End Users are those who will actually use the system developed. It is important to involve these people in the defining of the requirements, as well as during development and testing phases of the project.
Stakeholders are those with a direct interest in the project outcome: company management, strategic partners, legislators, competitors, etc.
Roles on the Developer side
Project Supervision at management level
- Supervising the project implementation at a strategic level;
- If necessary, getting involved in the resolution of conflict situations among the representatives of the Parties.
Project Manager on the Developer side
The Project Manager on the Developer side is like a bridge between the Customer and the development team. The Project Manager is the one who is responsible for the "who, what, where, when and why" of the project plan and who follows up to ensure that the project objectives are achieved.
- Overseeing the project scope (deadlines, budget, priorities);
- Defining the project development time plan;
- Defining the communication plan;
- Project resource management;
- Distribution of tasks within the team;
- Performance analysis of the developers;
- Change management;
- Risk management;
- Making the meeting notes;
- Preparing status reports;
- Managing the procedure of project delivering.
When working within the Scrum framework of the Agile methodology, one of the roles on the Developer side is the Scrum Master.
- Monitoring that the Scrum guidelines are followed over the course of work;
- Eliminating blockers of performing the tasks;
- Planning project meetings;
- Providing support to the Product Owner in defining requirements and tasks.
In practice, even without specifically using the Scrum framework, the responsibilities typical of this role tend to be undertaken by the Project Manager.
UX Designer and UI Designer
- Analyzing functional requirements defined by the Customer;
- User research, surveys;
- Defining the architecture of the solution (UX), optimising it;
- Development of system visual prototypes;
- Usability testing;
- Defining the visual guidelines (UI) of the system;
- Documenting design-related decisions.
The focus of UI design is the user interface: graphic design, content formatting, stylistics.

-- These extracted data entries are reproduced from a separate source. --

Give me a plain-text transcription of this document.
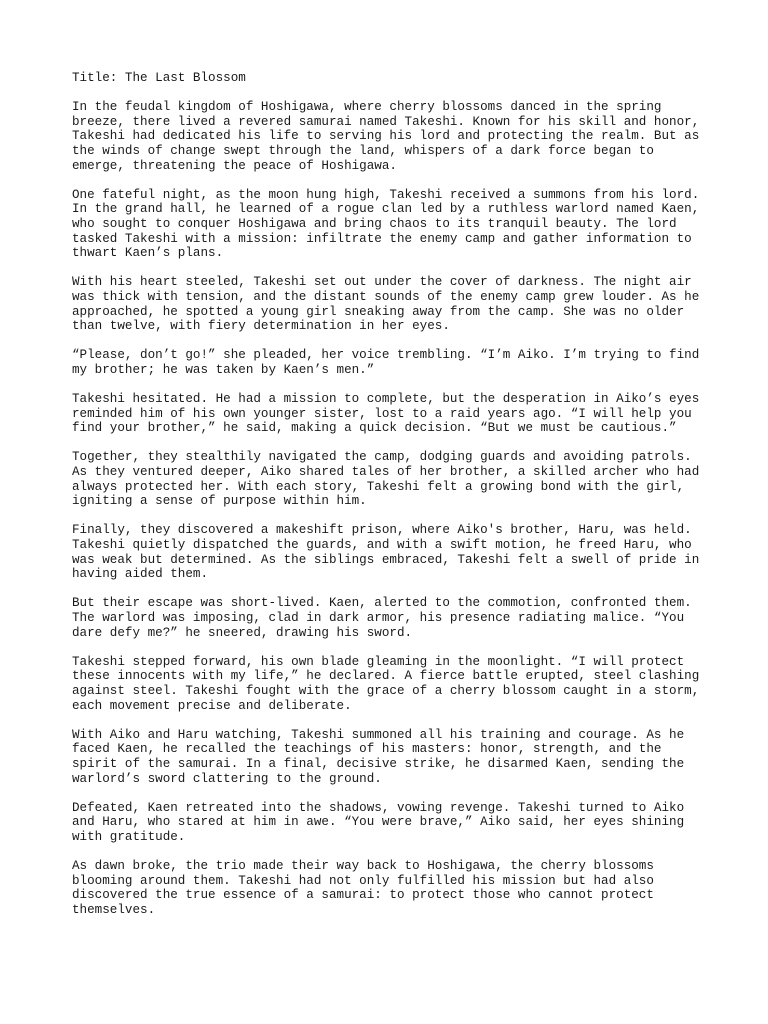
Title: The Last Blossom
In the feudal kingdom of Hoshigawa, where cherry blossoms danced in the spring
breeze, there lived a revered samurai named Takeshi. Known for his skill and honor,
Takeshi had dedicated his life to serving his lord and protecting the realm. But as
the winds of change swept through the land, whispers of a dark force began to
emerge, threatening the peace of Hoshigawa.
One fateful night, as the moon hung high, Takeshi received a summons from his lord.
In the grand hall, he learned of a rogue clan led by a ruthless warlord named Kaen,
who sought to conquer Hoshigawa and bring chaos to its tranquil beauty. The lord
tasked Takeshi with a mission: infiltrate the enemy camp and gather information to
thwart Kaen’s plans.
With his heart steeled, Takeshi set out under the cover of darkness. The night air
was thick with tension, and the distant sounds of the enemy camp grew louder. As he
approached, he spotted a young girl sneaking away from the camp. She was no older
than twelve, with fiery determination in her eyes.
“Please, don’t go!” she pleaded, her voice trembling. “I’m Aiko. I’m trying to find
my brother; he was taken by Kaen’s men.”
Takeshi hesitated. He had a mission to complete, but the desperation in Aiko’s eyes
reminded him of his own younger sister, lost to a raid years ago. “I will help you
find your brother,” he said, making a quick decision. “But we must be cautious.”
Together, they stealthily navigated the camp, dodging guards and avoiding patrols.
As they ventured deeper, Aiko shared tales of her brother, a skilled archer who had
always protected her. With each story, Takeshi felt a growing bond with the girl,
igniting a sense of purpose within him.
Finally, they discovered a makeshift prison, where Aiko's brother, Haru, was held.
Takeshi quietly dispatched the guards, and with a swift motion, he freed Haru, who
was weak but determined. As the siblings embraced, Takeshi felt a swell of pride in
having aided them.
But their escape was short-lived. Kaen, alerted to the commotion, confronted them.
The warlord was imposing, clad in dark armor, his presence radiating malice. “You
dare defy me?” he sneered, drawing his sword.
Takeshi stepped forward, his own blade gleaming in the moonlight. “I will protect
these innocents with my life,” he declared. A fierce battle erupted, steel clashing
against steel. Takeshi fought with the grace of a cherry blossom caught in a storm,
each movement precise and deliberate.
With Aiko and Haru watching, Takeshi summoned all his training and courage. As he
faced Kaen, he recalled the teachings of his masters: honor, strength, and the
spirit of the samurai. In a final, decisive strike, he disarmed Kaen, sending the
warlord’s sword clattering to the ground.
Defeated, Kaen retreated into the shadows, vowing revenge. Takeshi turned to Aiko
and Haru, who stared at him in awe. “You were brave,” Aiko said, her eyes shining
with gratitude.
As dawn broke, the trio made their way back to Hoshigawa, the cherry blossoms
blooming around them. Takeshi had not only fulfilled his mission but had also
discovered the true essence of a samurai: to protect those who cannot protect
themselves.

Responsible for how the system looks.
The main task of UX design is to provide a seamless user experience using the system that is being developed. UX designers analyze user behavior and expectations about system operation, creating an easy-to-understand application architecture. Responsible for how easy it is to use the system.
You can read more about the design development processes here.
A Business Analyst is responsible for translating business needs into requirements and documenting them appropriately before development begins.
- Research and analysis of business processes;
- Compilation, formalization and coordination of requirements with the Customer;
- Development of proposals for necessary changes in existing or planned processes;
- Development of documentation.
The primary focus of this role is translating business requirements into technical requirements for developers, creating the most appropriate technical design for the system.
In practice, often overlaps with the roles of Business Analyst and System Architect.
Chief Development Engineer
A bridge between the Development team and the Project Manager and/or Business Analyst, providing technical direction for the project.
Main responsibilities: defining the technical and functional architecture of the system.
In practice, often overlaps with the roles of System Analyst and Chief Development Engineer.
Development Engineers or Programmers (Back-End, Front-End)
- Development and implementation of the project according to the defined requirements and competences;
- Progress documentation;
- Estimation of the tasks.
The Front-End Programmer works on the visible part of the project, ensuring smooth communication of the interface and business logic.
The Back-End Programmer works on the implementation of business logic on the server side, which is invisible to the customer.
- Development of system performance, regression and other automated tests;
- Performing code review.
- Analysis of development requirements;
- Defining test scenarios;
- Manual testing and registration of detected errors.